A Câmara Municipal de Vereadores de Lajeado (RS) homenageia o empresário José Zagonel com o título de “Cidadão Lajeadense”. A proposição foi aprovada no fim de 2020 por unanimidade entre os 15 legisladores do principal município do Vale do Taquari, e a entrega da honrosa distinção ocorre em 2021. O prêmio destaca o voluntariado e a habilidade empresarial do fundador da Construtora Zagonel e pai do Giovani, do Joni, do Jean, do Diego e da Bruna. “Eu estou muito honrado e muito feliz com esse nobre reconhecimento”, resume.

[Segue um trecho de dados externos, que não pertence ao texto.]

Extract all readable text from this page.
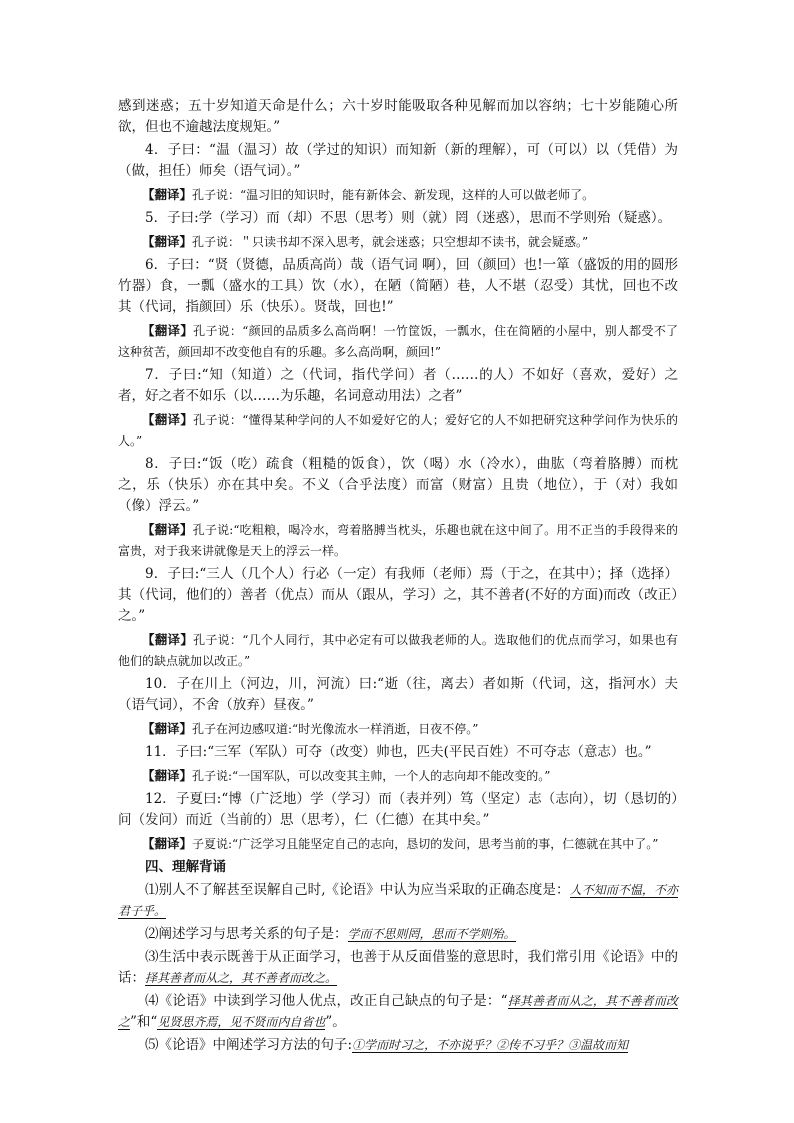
感到迷惑；五十岁知道天命是什么；六十岁时能吸取各种见解而加以容纳；七十岁能随心所欲，但也不逾越法度规矩。”

4．子曰：“温（温习）故（学过的知识）而知新（新的理解），可（可以）以（凭借）为（做，担任）师矣（语气词）。”

【翻译】孔子说：“温习旧的知识时，能有新体会、新发现，这样的人可以做老师了。

5．子曰:学（学习）而（却）不思（思考）则（就）罔（迷惑），思而不学则殆（疑惑）。

【翻译】孔子说：＂只读书却不深入思考，就会迷惑；只空想却不读书，就会疑惑。”

6．子曰：“贤（贤德，品质高尚）哉（语气词 啊），回（颜回）也!一箪（盛饭的用的圆形竹器）食，一瓢（盛水的工具）饮（水），在陋（简陋）巷，人不堪（忍受）其忧，回也不改其（代词，指颜回）乐（快乐）。贤哉，回也!”

【翻译】孔子说：“颜回的品质多么高尚啊！一竹筐饭，一瓢水，住在简陋的小屋中，别人都受不了这种贫苦，颜回却不改变他自有的乐趣。多么高尚啊，颜回!”

7．子曰:“知（知道）之（代词，指代学问）者（……的人）不如好（喜欢，爱好）之者，好之者不如乐（以……为乐趣，名词意动用法）之者”

【翻译】孔子说：“懂得某种学问的人不如爱好它的人；爱好它的人不如把研究这种学问作为快乐的人。”

8．子曰:“饭（吃）疏食（粗糙的饭食），饮（喝）水（冷水），曲肱（弯着胳膊）而枕之，乐（快乐）亦在其中矣。不义（合乎法度）而富（财富）且贵（地位），于（对）我如（像）浮云。”

【翻译】孔子说:“吃粗粮，喝冷水，弯着胳膊当枕头，乐趣也就在这中间了。用不正当的手段得来的富贵，对于我来讲就像是天上的浮云一样。

9．子曰:“三人（几个人）行必（一定）有我师（老师）焉（于之，在其中）；择（选择）其（代词，他们的）善者（优点）而从（跟从，学习）之，其不善者(不好的方面)而改（改正）之。”

【翻译】孔子说：“几个人同行，其中必定有可以做我老师的人。选取他们的优点而学习，如果也有他们的缺点就加以改正。”

10．子在川上（河边，川，河流）曰:“逝（往，离去）者如斯（代词，这，指河水）夫（语气词），不舍（放弃）昼夜。”

【翻译】孔子在河边感叹道:“时光像流水一样消逝，日夜不停。”

11．子曰:“三军（军队）可夺（改变）帅也，匹夫(平民百姓）不可夺志（意志）也。”

【翻译】孔子说:“一国军队，可以改变其主帅，一个人的志向却不能改变的。”

12．子夏曰:“博（广泛地）学（学习）而（表并列）笃（坚定）志（志向），切（恳切的）问（发问）而近（当前的）思（思考），仁（仁德）在其中矣。”

【翻译】子夏说:“广泛学习且能坚定自己的志向，恳切的发问，思考当前的事，仁德就在其中了。”

四、理解背诵

⑴别人不了解甚至误解自己时,《论语》中认为应当采取的正确态度是：人不知而不愠，不亦君子乎。

⑵阐述学习与思考关系的句子是：学而不思则罔，思而不学则殆。

⑶生活中表示既善于从正面学习，也善于从反面借鉴的意思时，我们常引用《论语》中的话：择其善者而从之，其不善者而改之。

⑷《论语》中读到学习他人优点，改正自己缺点的句子是：“择其善者而从之，其不善者而改之”和“见贤思齐焉，见不贤而内自省也”。

⑸《论语》中阐述学习方法的句子:①学而时习之，不亦说乎？②传不习乎？③温故而知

José Zagonel nasceu em Picada May, localidade rural que hoje pertence ao interior de Marques de Souza (RS), um pequeno município emancipado de Lajeado em 1995. “Seu Zé”, como é carinhosamente conhecido entre amigos e colaboradores, veio ao mundo no dia 1º de dezembro de 1951. É filho de Leopoldo Zagonel e Fiorentina Degasperi Zagonel. E nunca dispensa um bom vinho e um prato de polenta. “Sou italiano, puro”, brinca o empresário. E como era costume entre os imigrantes italianos, a lida também começou cedo na família. Assim como os nove irmãos, ele começou a trabalhar muito antes de se formar na escola.

“Eu comecei a trabalhar na roça com cinco anos de idade, desempenhando algumas funções mais leves. Como por exemplo, amarrar os terneiros em diferentes pastos, e também levar água para eles”, relembra. O trabalho na área rural perdurou até a adolescência. Em 1965, porém, ele decidiu dar os primeiros passos rumo ao centro urbano. José Zagonel foi estudar no “Colégio Normal Rural Estrela da Manhã”, localizado na cidade de Estrela (RS). Passados quatro anos e ele saiu de lá formado. “Virei um Professor”, conta.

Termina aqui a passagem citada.